Here's another example of such a video:
- https://archive.org/details/FOXNEWSW_20130720_180000_The_Journal_Editorial_Report
You can see that it took suffers from this timecode leap:
00:18:27,040|00:18:29,475|POP| GO TO OBAMACARE911.COM 00:18:29,476|00:18:32,010|POP| TO CLAIM YOUR COPY NOW. 04:04:19,128|04:04:21,563|POP| to save big during Sleep 04:04:19,128|04:04:21,563|POP| Train's Triple Choice Sale.

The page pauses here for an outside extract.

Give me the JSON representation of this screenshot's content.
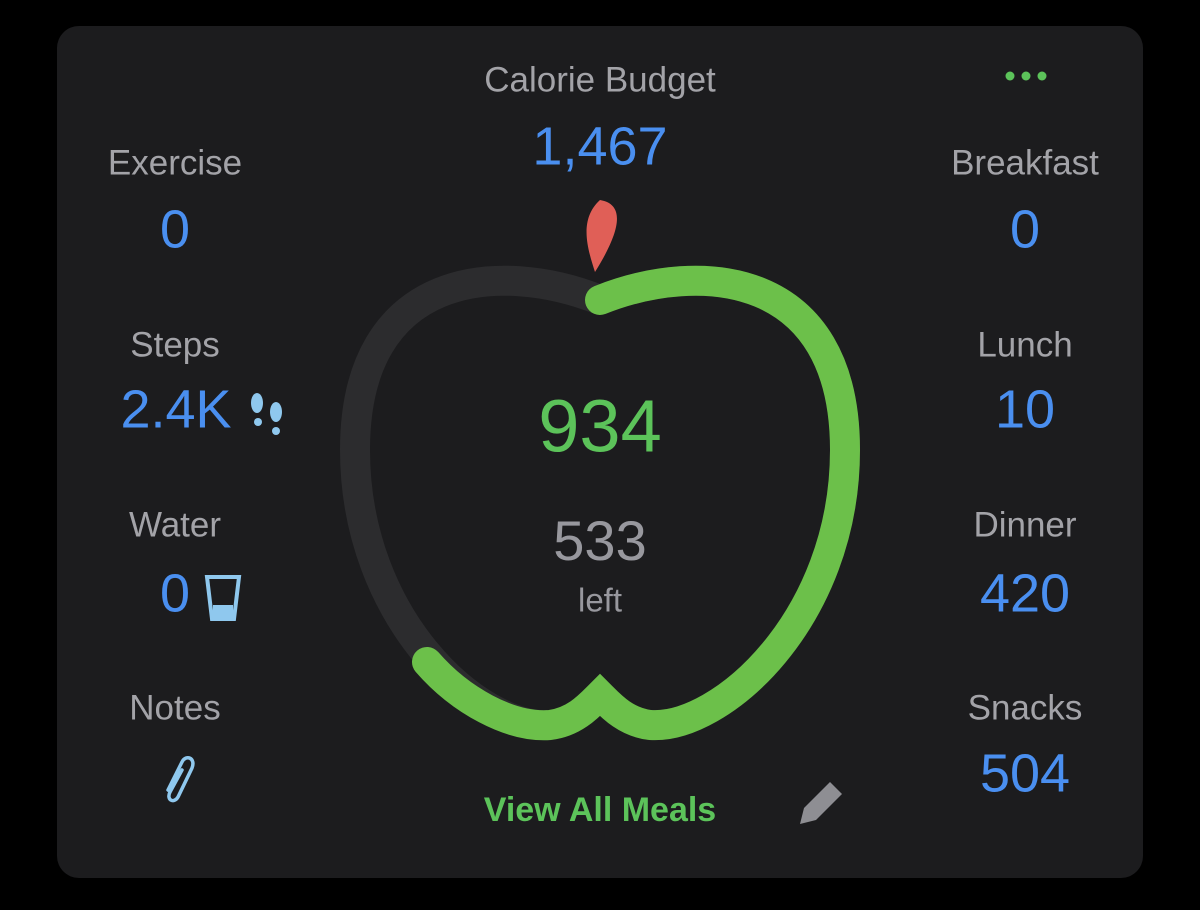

Here we can see the diagnostic output of ccextractor showing that it sees the correct 30 minutes of video content but that there is a timecode jump:
CCExtractor 0.88, Carlos Fernandez Sanz, Volker Quetschke. Teletext portions taken from Petr Kutalek's telxcc -------------------------------------------------------------------------- Input: stdin [Extract: 1] [Stream mode: Autodetect] [Program : Auto ] [Hauppage mode: No] [Use MythTV code: Auto] [Timing mode: Auto] [Debug: No] [Buffer input: Yes] [Use pic_order_cnt_lsb for H.264: No] [Print CC decoder traces: No] [Target format: .txt] [Encoding: UTF-8] [Delay: 0] [Trim lines: No] [Add font color data: Yes] [Add font typesetting: Yes] [Convert case: No][Filter profanity: No] [Video-edit join: No] [Extraction start time: not set (from start)] [Extraction end time: not set (to end)] [Live stream: Yes, no timeout] [Clock frequency: 90000] [Teletext page: Autodetect] [Start credits text: None] [Quantisation-mode: CCExtractor's internal function] ----------------------------------------------------------------- Reading from standard input File seems to be a transport stream, enabling TS mode Analyzing data in general mode Streaming | 00:00 New video information found [1280 * 720] [AR: 03 - 16:9] [FR: 07 - 59.94] [progressive: yes] TS continuity counter not incremented prev/curr 9/9 XDS Notice: Network call letters now FNC XDS: ContentAdvisory: US TV Parental Guidelines. Age Rating: None XDS: XDS Notice: Network is now Fox News Channel XDS Notice: Program is now News, Fair and Balanced Streaming | 245:10 Skip forward to the next Sequence or GOP start. Premature end of file - Transport Stream packet is incomplete (expected 188 bytes, got 92). Number of NAL_type_7: 0 Number of VCL_HRD: 0 Number of NAL HRD: 0 Number of jump-in-frames: 0 Number of num_unexpected_sei_length: 0 Total frames time: 00:30:58:556 (111402 frames at 59.94fps) CC type 0: 17842 (NTSC line 21 field 1 closed captions) CC type 1: 22640 (NTSC line 21 field 2 closed captions) CC type 2: 44467 (DTVCC Channel Packet Data) CC type 3: 16226 (DTVCC Channel Packet Start) incl. pulldown frames: 00:00:30:346 (1819 frames at 59.94fps) Min PTS: -00:18:40:040 Max PTS: 03:57:54:788 Length: 04:16:34:828 Initial GOP time: 00:00:00:000 Final GOP time: 00:00:43:233+32F Diff. GOP length: 00:00:43:233+32F (00:00:44:300) Number of key frames: 2791 Total user data fields: 113069 HDTV type user data fields: 109518 Done, processing time = 7 seconds
Once again, the power of BigQuery to triage in realtime a massive dataset and interactively explore the contours of a set of issues.